The common characteristics of dental disability in Cleidocranial Dysplasia are: Class III skeletal pattern, reduced lower facial height, delayed dental development, poor alveolar height, over-retained deciduous teeth, unerupted permanent teeth, lessened eruptive force and multiple supernumerary teeth.

Treatment of Multiple Impacted Teeth

The guiding principle regarding treatment timing is that teeth normally erupt when one-half to three-quarters of the root has developed.

In sequence of dental age, first molars erupt spontaneously, incisors erupt at age seven to eight, premolars/canines erupt at age ten to eleven, and second molars erupt spontaneously.

Treatment starts with incisors first: vertical correction-erupting tooth using adjacent erupted teeth and/or vertical elastics and horizontal correction-aligning teeth.

Next treatment goes with premolars and canines. Sources of anchorage are adjacent erupted teeth and vertical elastics.

The Role of the Surgeon

Lastly, Dr. Becker emphasized the surgeon’s role for overall success, especially for the treatment of impacted teeth.

The surgeon should extract deciduous and/or supernumerary teeth, expose the impacted teeth, provide access for attachment bonding, conserve bone, achieve full closure for primary healing, and permit immediate traction for the orthodontist.

Dr.
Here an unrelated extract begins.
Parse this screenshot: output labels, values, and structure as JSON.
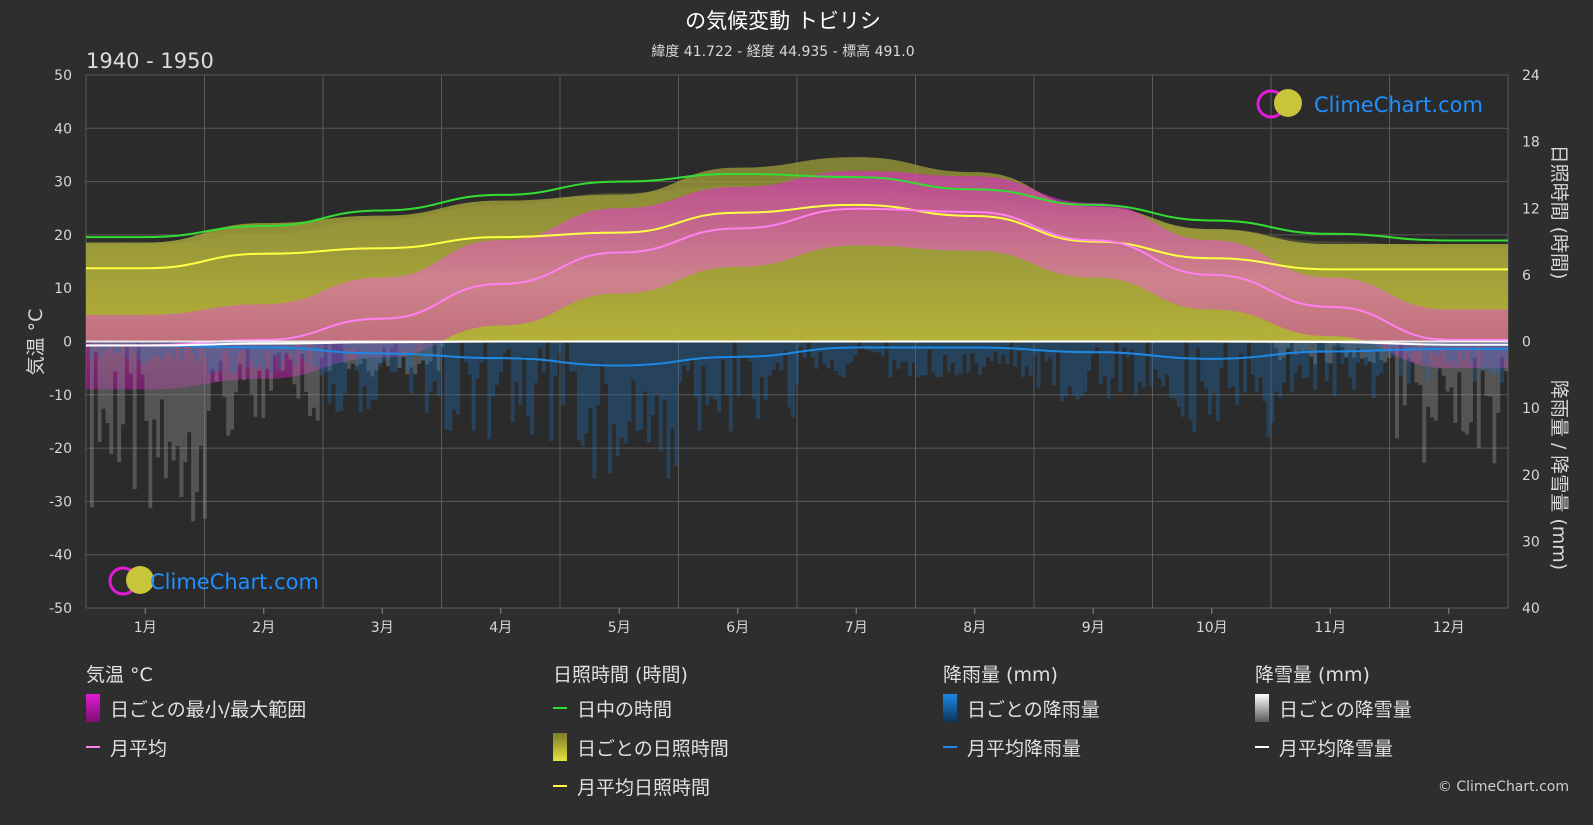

Becker showed many clinical cases to discuss the diagnosis and treatment of impacted teeth. This lecture gave the practicing orthodontist a focused appreciation of the spectrum of impacted teeth. Dr. Becker’s lecture was very well received among the audience.

For further information, you may consult Dr. Becker’s textbook The Orthodontic Treatment of Impacted Teeth (Thieme’s Publications), or a summary article in the June, 2002 AJO/DO: “Early Treatment for Impacted Maxillary Incisors.”